The issue of whether Foster Carers should be treated as workers by Local Authorities and Fostering Agencies has once become prominent with the current case in Hampshire and a recent case in Scotland.
At Fair Ways we have discussed this issue on a number of occasions and asked our MD, Mac McHugh to provide some views on the issue:
“As both a Foster Carer and the Responsible Individual for a Fostering agency I can understand fully how complex an issue this is. Whilst I fully understand that respite and leave can be huge benefits not only to carers but to the long term stability of foster care placements, I think the issue is far more complex and has far greater implications that Foster Carers simply being treated as workers.
Let’s consider the following questions;
If re-categorised as a worker then we assume all Foster Carers would need to be paid the National Minimum Wage of £7.50 per hour?
Recent Supreme Court rulings have stated that, if there is a prospect of (staff) being woken up and expected to fulfil duties during your sleeping time, then the National Minimum Wage should apply. This would mean that all adult Foster Carers would need to be paid a minimum wage of £65,700 p.a.
Further complications would be added by the fact that the working time directive entitles workers to paid breaks, and also to rest periods between shifts. By implication someone working 24/7 would automatically become in breach of the directive.

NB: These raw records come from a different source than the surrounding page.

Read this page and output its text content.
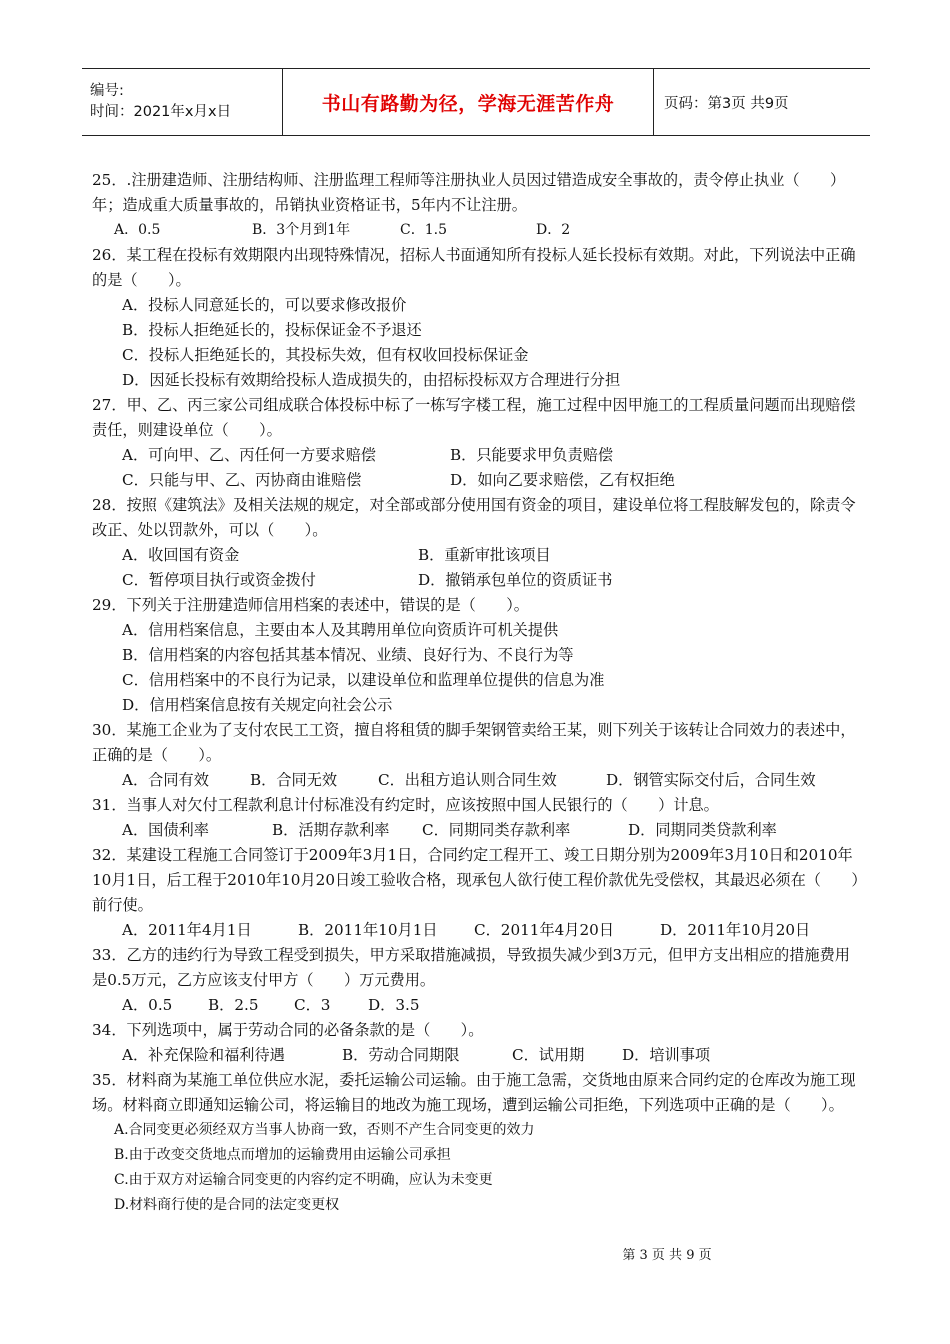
编号:
时间：2021年x月x日	书山有路勤为径，学海无涯苦作舟	页码：第3页 共9页
25．.注册建造师、注册结构师、注册监理工程师等注册执业人员因过错造成安全事故的，责令停止执业（　　）年；造成重大质量事故的，吊销执业资格证书，5年内不让注册。
A．0.5	B．3个月到1年	C．1.5	D．2
26．某工程在投标有效期限内出现特殊情况，招标人书面通知所有投标人延长投标有效期。对此，下列说法中正确的是（　　）。
A．投标人同意延长的，可以要求修改报价
B．投标人拒绝延长的，投标保证金不予退还
C．投标人拒绝延长的，其投标失效，但有权收回投标保证金
D．因延长投标有效期给投标人造成损失的，由招标投标双方合理进行分担
27．甲、乙、丙三家公司组成联合体投标中标了一栋写字楼工程，施工过程中因甲施工的工程质量问题而出现赔偿责任，则建设单位（　　）。
A．可向甲、乙、丙任何一方要求赔偿	B．只能要求甲负责赔偿
C．只能与甲、乙、丙协商由谁赔偿	D．如向乙要求赔偿，乙有权拒绝
28．按照《建筑法》及相关法规的规定，对全部或部分使用国有资金的项目，建设单位将工程肢解发包的，除责令改正、处以罚款外，可以（　　）。
A．收回国有资金	B．重新审批该项目
C．暂停项目执行或资金拨付	D．撤销承包单位的资质证书
29．下列关于注册建造师信用档案的表述中，错误的是（　　）。
A．信用档案信息，主要由本人及其聘用单位向资质许可机关提供
B．信用档案的内容包括其基本情况、业绩、良好行为、不良行为等
C．信用档案中的不良行为记录，以建设单位和监理单位提供的信息为准
D．信用档案信息按有关规定向社会公示
30．某施工企业为了支付农民工工资，擅自将租赁的脚手架钢管卖给王某，则下列关于该转让合同效力的表述中，正确的是（　　）。
A．合同有效	B．合同无效	C．出租方追认则合同生效	D．钢管实际交付后，合同生效
31．当事人对欠付工程款利息计付标准没有约定时，应该按照中国人民银行的（　　）计息。
A．国债利率	B．活期存款利率	C．同期同类存款利率	D．同期同类贷款利率
32．某建设工程施工合同签订于2009年3月1日，合同约定工程开工、竣工日期分别为2009年3月10日和2010年10月1日，后工程于2010年10月20日竣工验收合格，现承包人欲行使工程价款优先受偿权，其最迟必须在（　　）前行使。
A．2011年4月1日	B．2011年10月1日	C．2011年4月20日	D．2011年10月20日
33．乙方的违约行为导致工程受到损失，甲方采取措施减损，导致损失减少到3万元，但甲方支出相应的措施费用是0.5万元，乙方应该支付甲方（　　）万元费用。
A．0.5	B．2.5	C．3	D．3.5
34．下列选项中，属于劳动合同的必备条款的是（　　）。
A．补充保险和福利待遇	B．劳动合同期限	C．试用期	D．培训事项
35．材料商为某施工单位供应水泥，委托运输公司运输。由于施工急需，交货地由原来合同约定的仓库改为施工现场。材料商立即通知运输公司，将运输目的地改为施工现场，遭到运输公司拒绝，下列选项中正确的是（　　）。
A.合同变更必须经双方当事人协商一致，否则不产生合同变更的效力
B.由于改变交货地点而增加的运输费用由运输公司承担
C.由于双方对运输合同变更的内容约定不明确，应认为未变更
D.材料商行使的是合同的法定变更权
第 3 页 共 9 页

If a Foster Carer is a considered a worker, then would this make their family home a place of work, subject to workplace health and safety regulations? Would this then require the imposition of fire escape signs, emergency lighting, separate fire systems and so forth? For these, and other more subtle reasons (such as consuming alcohol whilst at work etc.) it is my personal opinion that full “worker status” is simply not achievable, in any way realistic or even desirable.”